Abschied in Lwiw: Trauerfeier für die getötete Polizistin Wiktorija Schpylka.
Letzter Gruß für eine Polizistin
Nach Angaben von Novyny.live: Die Stadt Lwiw hat Abschied von der 23-jährigen Polizistin Wiktorija Schpylka genommen, die bei einem Terroranschlag ums Leben kam. Die Trauerfeier fand am 23. Februar auf dem Marktplatz statt. Wiktorija Schpylka war bereits am 22. Februar infolge dieses tragischen Vorfalls gestorben. Im Anschluss an die Zeremonie auf dem Marktplatz wurde die Verabschiedung ab 18:00 Uhr im Elternhaus der Verstorbenen im Dorf Knjaschyj Mist fortgesetzt. Die Ereignisse zeigen erneut die allgegenwärtige Gefahr, der sich ukrainische Sicherheitskräfte im Krieg ausgesetzt sehen.
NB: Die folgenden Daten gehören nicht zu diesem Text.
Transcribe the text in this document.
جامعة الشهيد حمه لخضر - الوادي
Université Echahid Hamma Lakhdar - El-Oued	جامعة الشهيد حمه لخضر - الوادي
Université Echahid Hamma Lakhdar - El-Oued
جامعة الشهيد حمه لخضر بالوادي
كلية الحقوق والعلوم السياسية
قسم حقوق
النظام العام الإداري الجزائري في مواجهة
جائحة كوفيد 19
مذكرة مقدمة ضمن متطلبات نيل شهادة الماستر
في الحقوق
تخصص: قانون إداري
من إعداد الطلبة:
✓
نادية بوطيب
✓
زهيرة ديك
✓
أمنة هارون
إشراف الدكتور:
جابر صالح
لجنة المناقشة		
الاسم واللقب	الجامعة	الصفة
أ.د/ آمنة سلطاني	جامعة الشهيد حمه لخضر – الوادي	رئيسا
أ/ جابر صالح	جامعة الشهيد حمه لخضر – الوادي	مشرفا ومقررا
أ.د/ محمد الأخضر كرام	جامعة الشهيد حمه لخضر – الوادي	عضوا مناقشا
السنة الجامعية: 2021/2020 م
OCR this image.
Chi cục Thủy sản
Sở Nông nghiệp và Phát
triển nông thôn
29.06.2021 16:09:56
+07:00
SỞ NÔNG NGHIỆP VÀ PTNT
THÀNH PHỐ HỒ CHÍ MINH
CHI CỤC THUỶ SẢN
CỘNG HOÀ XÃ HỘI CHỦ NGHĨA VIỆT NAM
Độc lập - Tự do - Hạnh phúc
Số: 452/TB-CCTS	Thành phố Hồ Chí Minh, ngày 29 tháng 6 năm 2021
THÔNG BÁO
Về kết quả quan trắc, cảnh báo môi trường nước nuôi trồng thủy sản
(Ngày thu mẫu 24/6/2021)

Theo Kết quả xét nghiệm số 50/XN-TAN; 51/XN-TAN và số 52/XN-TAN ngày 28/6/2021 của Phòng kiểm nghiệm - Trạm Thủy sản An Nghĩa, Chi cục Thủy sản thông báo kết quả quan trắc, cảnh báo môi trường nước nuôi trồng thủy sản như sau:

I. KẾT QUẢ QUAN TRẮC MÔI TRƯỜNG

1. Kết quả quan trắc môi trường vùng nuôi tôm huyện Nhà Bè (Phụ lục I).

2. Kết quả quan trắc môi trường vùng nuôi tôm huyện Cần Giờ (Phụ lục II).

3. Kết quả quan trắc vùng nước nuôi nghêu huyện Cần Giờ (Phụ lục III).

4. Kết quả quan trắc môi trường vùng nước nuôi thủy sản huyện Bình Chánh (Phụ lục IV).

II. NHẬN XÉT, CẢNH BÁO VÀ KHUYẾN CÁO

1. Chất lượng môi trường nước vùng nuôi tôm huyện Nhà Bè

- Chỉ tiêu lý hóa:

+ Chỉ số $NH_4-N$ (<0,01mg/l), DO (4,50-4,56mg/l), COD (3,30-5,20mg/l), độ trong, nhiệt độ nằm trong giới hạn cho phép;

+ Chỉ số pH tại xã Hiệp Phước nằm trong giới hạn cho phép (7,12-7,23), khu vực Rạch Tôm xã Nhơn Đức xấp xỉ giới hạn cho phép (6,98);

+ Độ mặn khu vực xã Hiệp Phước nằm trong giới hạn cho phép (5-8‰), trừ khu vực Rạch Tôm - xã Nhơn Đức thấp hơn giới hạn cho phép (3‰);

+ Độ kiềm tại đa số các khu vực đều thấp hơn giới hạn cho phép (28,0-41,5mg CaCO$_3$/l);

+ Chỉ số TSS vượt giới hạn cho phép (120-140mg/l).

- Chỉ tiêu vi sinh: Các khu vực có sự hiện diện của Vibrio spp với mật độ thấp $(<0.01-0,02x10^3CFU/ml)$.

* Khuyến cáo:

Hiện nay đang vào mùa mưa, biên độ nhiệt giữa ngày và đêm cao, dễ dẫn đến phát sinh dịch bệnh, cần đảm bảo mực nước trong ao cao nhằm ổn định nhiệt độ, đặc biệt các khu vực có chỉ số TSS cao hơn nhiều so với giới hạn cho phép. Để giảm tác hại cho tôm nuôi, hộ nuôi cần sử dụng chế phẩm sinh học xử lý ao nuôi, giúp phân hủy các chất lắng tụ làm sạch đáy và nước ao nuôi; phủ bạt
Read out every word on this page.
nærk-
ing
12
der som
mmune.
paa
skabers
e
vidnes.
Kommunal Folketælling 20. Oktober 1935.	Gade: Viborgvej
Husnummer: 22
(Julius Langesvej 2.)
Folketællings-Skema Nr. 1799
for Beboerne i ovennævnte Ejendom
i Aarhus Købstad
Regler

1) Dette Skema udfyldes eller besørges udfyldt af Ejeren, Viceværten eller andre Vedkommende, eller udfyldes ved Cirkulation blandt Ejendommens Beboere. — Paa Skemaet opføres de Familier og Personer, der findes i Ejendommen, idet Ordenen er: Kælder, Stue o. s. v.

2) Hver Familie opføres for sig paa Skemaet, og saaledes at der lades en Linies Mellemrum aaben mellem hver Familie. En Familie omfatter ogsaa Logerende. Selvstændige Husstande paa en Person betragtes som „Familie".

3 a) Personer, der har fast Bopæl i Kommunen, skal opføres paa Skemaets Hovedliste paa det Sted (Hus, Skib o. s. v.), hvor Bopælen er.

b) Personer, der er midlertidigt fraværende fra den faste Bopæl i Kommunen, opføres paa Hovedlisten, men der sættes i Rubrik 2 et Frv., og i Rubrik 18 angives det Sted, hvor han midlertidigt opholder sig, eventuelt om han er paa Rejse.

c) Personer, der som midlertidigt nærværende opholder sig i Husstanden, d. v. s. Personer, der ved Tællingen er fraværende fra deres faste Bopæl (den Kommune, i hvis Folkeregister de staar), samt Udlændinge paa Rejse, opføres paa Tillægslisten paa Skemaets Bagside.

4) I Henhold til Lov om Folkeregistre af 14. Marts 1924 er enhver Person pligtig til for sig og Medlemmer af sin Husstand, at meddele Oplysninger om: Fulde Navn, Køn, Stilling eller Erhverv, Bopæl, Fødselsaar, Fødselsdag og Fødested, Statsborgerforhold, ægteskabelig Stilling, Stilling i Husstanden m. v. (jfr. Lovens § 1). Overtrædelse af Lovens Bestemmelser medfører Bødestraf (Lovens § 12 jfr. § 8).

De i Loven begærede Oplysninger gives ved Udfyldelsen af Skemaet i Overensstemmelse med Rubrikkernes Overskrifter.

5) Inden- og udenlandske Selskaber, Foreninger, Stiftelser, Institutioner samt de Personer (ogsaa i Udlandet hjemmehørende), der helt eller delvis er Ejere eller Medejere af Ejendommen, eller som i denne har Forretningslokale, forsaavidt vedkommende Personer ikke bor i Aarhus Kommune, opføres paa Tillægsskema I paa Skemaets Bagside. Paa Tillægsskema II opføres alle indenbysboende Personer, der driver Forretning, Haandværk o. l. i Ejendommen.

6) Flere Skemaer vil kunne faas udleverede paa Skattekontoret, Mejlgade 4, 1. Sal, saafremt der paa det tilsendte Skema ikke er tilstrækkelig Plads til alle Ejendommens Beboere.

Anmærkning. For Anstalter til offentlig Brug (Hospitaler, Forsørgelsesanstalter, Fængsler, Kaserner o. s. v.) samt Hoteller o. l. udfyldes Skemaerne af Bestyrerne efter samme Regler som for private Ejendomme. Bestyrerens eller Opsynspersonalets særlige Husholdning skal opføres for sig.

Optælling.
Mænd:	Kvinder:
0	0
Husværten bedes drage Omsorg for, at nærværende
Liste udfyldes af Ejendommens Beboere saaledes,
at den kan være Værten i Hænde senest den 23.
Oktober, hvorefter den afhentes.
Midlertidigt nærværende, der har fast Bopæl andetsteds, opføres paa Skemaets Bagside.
Der Lebensweg von Wiktorija
Wiktorija stammte ursprünglich aus Wolhynien, zog dann aber nach Cherson, wo sie ihren Dienst begann. Sie hatte ihr Studium an der Staatlichen Universität Lwiw für Innere Angelegenheiten abgeschlossen. Seit 2023 war sie in der Region Lwiw im Einsatz. Der ukrainische Innenminister Ihor Klymenko äußerte den Verdacht, dass Russland in den Terrorakt verwickelt sein könnte, dem Wiktorija zum Opfer fiel. Das Gericht ordnete für die Verdächtige eine Untersuchungshaft bis zum 22. April an.
- Für den 24. Februar ist eine weitere Trauerfeier im Dorf Werba geplant,
- die Beisetzung soll am 25. Februar um 12:00 Uhr stattfinden.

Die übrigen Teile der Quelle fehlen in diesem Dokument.